Henningsen: Two Artists In February

There’s no bad time to look at art, but an election year February is particularly good.

Art doesn’t shout, but it does speak to those who listen and, this winter, two exhibits in our area speak deeply indeed, posing questions about nature, the past, and ourselves.

At first glance, the paintings of Vermont artist Eric Aho and those of South Dakota native Harvey Dunn couldn’t seem more different.  

Currently on display at Dartmouth’s Hood Museum, Aho’s meditations on rectangular swimming holes cut into the icy surface of a New Hampshire pond are worlds away from Dunn’s depictions of homesteaders on the high plains, now at the Norman Rockwell Museum in Stockbridge, Massachusetts.  

Aho’s drawn to reductive abstraction and negative space, sparely exploring the interplay of light and dark on winter surfaces. Dunn was an illustrator for popular magazines and a combat artist in World War I.
A contemporary of N.C. Wyeth and Norman Rockwell, he depicted varieties of color, human forms and emotions.  

Where Aho focuses tightly on specific detail, immersing viewers in depth of color reminiscent of Mark Rothko, Dunn presents prairie vastness the way Winslow Homer envelops us in seascapes.

Yet there’s much in common.

Aho depicts the avanto, a Finnish term for the swimming hole in front of a sauna he built not long after the death of his father, who’d spent youthful winters cutting and harvesting ice. As the artist cuts the hole with an antique saw and then attempts to make sense of it on canvas, he’s reconnecting with his Finnish roots, with the vanished working New England landscape of his father’s youth, with his father himself.

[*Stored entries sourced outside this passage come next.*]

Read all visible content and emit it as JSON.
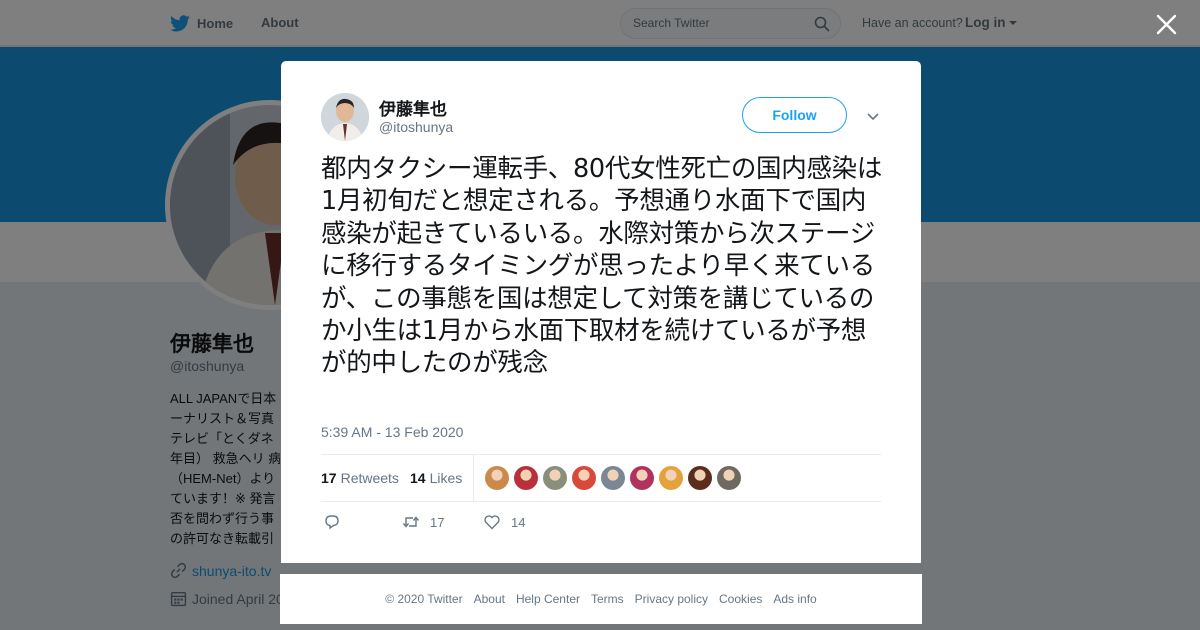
{
  "nav": {
    "home_label": "Home",
    "about_label": "About",
    "search_placeholder": "Search Twitter",
    "have_account": "Have an account?",
    "login_label": "Log in"
  },
  "profile": {
    "name": "伊藤隼也",
    "handle": "@itoshunya",
    "bio": "ALL JAPANで日本\nーナリスト＆写真\nテレビ「とくダネ\n年目） 救急ヘリ 病\n（HEM-Net）より\nています！※ 発言\n否を問わず行う事\nの許可なき転載引",
    "link": "shunya-ito.tv",
    "joined": "Joined April 20"
  },
  "tweet": {
    "author_name": "伊藤隼也",
    "author_handle": "@itoshunya",
    "follow_label": "Follow",
    "text": "都内タクシー運転手、80代女性死亡の国内感染は1月初旬だと想定される。予想通り水面下で国内感染が起きているいる。水際対策から次ステージに移行するタイミングが思ったより早く来ているが、この事態を国は想定して対策を講じているのか小生は1月から水面下取材を続けているが予想が的中したのが残念",
    "timestamp": "5:39 AM - 13 Feb 2020",
    "retweets_count": "17",
    "retweets_label": "Retweets",
    "likes_count": "14",
    "likes_label": "Likes",
    "action_retweet_count": "17",
    "action_like_count": "14"
  },
  "likers": [
    {
      "icon": "liker-avatar-1",
      "color": "#c98a4b"
    },
    {
      "icon": "liker-avatar-2",
      "color": "#b8303a"
    },
    {
      "icon": "liker-avatar-3",
      "color": "#8a8f7c"
    },
    {
      "icon": "liker-avatar-4",
      "color": "#d9493a"
    },
    {
      "icon": "liker-avatar-5",
      "color": "#7c8794"
    },
    {
      "icon": "liker-avatar-6",
      "color": "#b2325f"
    },
    {
      "icon": "liker-avatar-7",
      "color": "#e3a23b"
    },
    {
      "icon": "liker-avatar-8",
      "color": "#5a2d1c"
    },
    {
      "icon": "liker-avatar-9",
      "color": "#6f6a61"
    }
  ],
  "footer": {
    "links": [
      "© 2020 Twitter",
      "About",
      "Help Center",
      "Terms",
      "Privacy policy",
      "Cookies",
      "Ads info"
    ]
  },
  "colors": {
    "accent": "#1da1f2",
    "banner": "#1b95e0",
    "text_secondary": "#657786"
  }
}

Dunn seems to have experienced what we now call Post-Traumatic-Stress-Disorder after witnessing and painting searing combat in World War I. In response, he immersed himself in teaching and in painting the homesteading life of his boyhood, of people and nature intertwined in the earth and sky of the high plains. Like Aho, Dunn sought reconnection to a personal past.

Aho says his work makes people want to dive in or stay far away. Dunn prompts a similar choice. Each in his own way demands that we confront nature at its most elemental and ask not only where we fit, but do we?

 

Vic Henningsen is a teacher and historian.